Dans un communiqué la SRM souligne « qu’il est hautement problématique qu’une chroniqueuse de Marianne et membre du conseil de surveillance (Ndlr : du groupe CMI qui édite le titre) fasse pression, accable et attaque un des journalistes de sa propre rédaction ».


C. Fourest aurait fait pression sur Gabriel Libert, rédacteur en chef adjoint, afin qu’il ne publie pas une enquête au sujet de Thomas NLend, finalement publiée en juillet 2020. 

Nlend est l’auteur du livre « Les Bouffons de la haine » (Grasset), paru le 12 janvier. Caroline Fourest a signé la préface et assure sa promotion. 

Proche de l’idéologue Alain Soral, il prétend avoir infiltré le mouvement d’extrême-droite Égalité & Réconciliation entre 2011 et 2014. Caroline Fourest avait mis en relation le journaliste avec un indicateur de police pour crédibiliser le récit de l’auteur. Cet indicateur, Noël Dubus, est considéré par la SRM comme « un barbouze et escroc notoire », impliqué dans plusieurs affaires politico-financières (Tron et Takieddine). 

Nlend a porté plainte pour diffamation et harcèlement moral contre Marianne, et deux producteurs de cinéma qui s’estiment avoir été escroqués, suite au versement d’une avance de 500.000 € pour un scénario de film sans avoir l’intention de le mener à bien.

Dans une mise au point, Caroline Fourest annonce se retirer du conseil de surveillance de CMI. Elle estime subir de la part de G. Libert « des manoeuvres qui relèvent du harcèlement moral » et elle regrette que la « société des rédacteurs se soit laissée instrumentaliser ».

CMI, dans un communiqué du 29 janvier, a pris acte de sa décision, rappelle qu'il « est absolument contraire à ses principes d'intervenir sur les contenus des publications du groupe, et renouvelle sa confiance à Caroline Fourest »

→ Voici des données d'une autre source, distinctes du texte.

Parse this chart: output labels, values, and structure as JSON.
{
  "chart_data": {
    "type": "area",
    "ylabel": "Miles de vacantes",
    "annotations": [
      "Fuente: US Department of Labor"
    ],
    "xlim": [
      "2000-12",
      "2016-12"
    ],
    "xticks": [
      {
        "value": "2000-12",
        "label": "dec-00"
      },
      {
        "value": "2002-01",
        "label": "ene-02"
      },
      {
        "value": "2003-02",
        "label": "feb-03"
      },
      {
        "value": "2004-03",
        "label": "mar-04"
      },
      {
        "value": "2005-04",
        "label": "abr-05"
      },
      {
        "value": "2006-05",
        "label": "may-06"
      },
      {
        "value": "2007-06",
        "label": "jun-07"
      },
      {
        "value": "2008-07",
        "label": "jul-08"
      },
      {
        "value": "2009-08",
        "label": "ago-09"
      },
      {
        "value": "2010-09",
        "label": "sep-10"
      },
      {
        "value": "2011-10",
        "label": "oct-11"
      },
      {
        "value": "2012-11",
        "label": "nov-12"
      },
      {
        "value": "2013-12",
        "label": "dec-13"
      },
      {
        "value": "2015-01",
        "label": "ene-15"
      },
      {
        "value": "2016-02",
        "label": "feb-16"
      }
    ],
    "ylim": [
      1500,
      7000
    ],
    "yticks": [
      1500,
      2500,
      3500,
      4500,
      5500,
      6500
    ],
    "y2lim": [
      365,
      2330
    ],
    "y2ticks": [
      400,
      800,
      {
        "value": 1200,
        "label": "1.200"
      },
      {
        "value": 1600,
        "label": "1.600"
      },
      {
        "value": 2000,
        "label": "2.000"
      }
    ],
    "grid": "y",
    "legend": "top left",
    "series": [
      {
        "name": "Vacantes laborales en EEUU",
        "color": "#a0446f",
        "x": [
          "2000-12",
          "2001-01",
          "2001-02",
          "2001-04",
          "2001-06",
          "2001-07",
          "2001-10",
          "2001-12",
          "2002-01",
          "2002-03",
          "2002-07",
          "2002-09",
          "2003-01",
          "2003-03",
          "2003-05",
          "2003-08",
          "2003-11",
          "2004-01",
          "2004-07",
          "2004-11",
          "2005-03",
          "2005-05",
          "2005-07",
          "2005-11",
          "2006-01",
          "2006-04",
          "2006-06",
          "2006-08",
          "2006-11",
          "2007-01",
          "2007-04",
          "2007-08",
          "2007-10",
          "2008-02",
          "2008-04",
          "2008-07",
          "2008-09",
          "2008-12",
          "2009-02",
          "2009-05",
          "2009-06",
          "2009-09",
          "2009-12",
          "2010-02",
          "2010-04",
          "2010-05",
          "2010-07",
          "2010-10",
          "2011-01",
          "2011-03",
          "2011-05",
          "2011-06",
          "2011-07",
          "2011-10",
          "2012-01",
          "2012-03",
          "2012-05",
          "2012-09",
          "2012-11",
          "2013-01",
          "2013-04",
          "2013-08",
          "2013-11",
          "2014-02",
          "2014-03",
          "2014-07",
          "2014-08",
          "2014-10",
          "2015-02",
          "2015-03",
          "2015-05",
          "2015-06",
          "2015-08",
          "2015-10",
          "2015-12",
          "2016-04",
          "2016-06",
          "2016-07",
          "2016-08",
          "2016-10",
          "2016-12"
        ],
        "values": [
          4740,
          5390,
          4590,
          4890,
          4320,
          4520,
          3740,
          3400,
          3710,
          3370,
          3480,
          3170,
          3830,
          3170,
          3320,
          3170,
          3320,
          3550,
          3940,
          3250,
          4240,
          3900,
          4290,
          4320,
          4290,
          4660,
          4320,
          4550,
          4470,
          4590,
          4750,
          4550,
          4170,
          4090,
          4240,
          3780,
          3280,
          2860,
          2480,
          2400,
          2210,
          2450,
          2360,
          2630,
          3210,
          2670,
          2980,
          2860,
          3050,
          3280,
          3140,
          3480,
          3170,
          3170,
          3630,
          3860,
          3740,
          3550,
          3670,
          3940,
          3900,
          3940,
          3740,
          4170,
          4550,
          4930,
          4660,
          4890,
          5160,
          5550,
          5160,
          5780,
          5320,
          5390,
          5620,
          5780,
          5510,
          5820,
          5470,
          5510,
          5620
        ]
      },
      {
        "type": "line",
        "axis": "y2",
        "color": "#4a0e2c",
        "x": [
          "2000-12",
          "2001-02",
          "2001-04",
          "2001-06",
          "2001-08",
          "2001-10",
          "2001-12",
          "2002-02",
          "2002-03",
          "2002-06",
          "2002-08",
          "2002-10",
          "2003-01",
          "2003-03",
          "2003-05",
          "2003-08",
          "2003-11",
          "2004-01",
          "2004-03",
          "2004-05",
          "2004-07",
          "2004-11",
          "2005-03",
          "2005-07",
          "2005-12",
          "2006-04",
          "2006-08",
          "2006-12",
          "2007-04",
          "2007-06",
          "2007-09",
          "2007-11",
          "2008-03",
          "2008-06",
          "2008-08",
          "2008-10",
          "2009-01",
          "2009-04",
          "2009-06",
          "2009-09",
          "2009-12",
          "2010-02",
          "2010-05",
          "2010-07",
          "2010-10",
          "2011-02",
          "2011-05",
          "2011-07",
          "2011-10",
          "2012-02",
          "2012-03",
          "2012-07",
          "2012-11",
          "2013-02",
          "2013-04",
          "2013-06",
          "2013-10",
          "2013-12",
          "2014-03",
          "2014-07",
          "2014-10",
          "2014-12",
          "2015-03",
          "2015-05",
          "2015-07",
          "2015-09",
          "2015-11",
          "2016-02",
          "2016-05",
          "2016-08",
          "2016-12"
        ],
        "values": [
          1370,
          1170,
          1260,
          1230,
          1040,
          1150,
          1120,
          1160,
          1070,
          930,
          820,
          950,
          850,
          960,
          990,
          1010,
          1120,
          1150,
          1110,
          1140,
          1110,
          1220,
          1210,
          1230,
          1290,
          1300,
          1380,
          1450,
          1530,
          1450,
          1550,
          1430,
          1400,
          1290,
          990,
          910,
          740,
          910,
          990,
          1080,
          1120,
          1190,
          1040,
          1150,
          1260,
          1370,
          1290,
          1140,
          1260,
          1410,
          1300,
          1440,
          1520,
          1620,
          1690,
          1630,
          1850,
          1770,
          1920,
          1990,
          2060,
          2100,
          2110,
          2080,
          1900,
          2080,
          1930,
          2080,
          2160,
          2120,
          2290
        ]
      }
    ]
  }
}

Le 2 février, Caroline Fourest annonce sur Facebook qu' « après sept ans de chroniques à Marianne, je reprends ma liberté et souhaite me consacrer pleinement à ce journal que j'aime (Ndlr : Franc-Tireur) ». 


Polémiste, journaliste et réalisatrice, elle fonde en 1997 la revue ProChoix pour « défendre les libertés individuelles contre toute idéologie dogmatique, liberticide, essentialiste, raciste ou intégriste ». Ses cibles favorites sont l’extrême droite, l’intégrisme chrétien, le péril islamiste, le conspirationnisme. Elle collaborait à Marianne depuis 2016 et depuis son lancement en novembre 2021 à l’hebdo Franc Tireur, également propriété du groupe CMI.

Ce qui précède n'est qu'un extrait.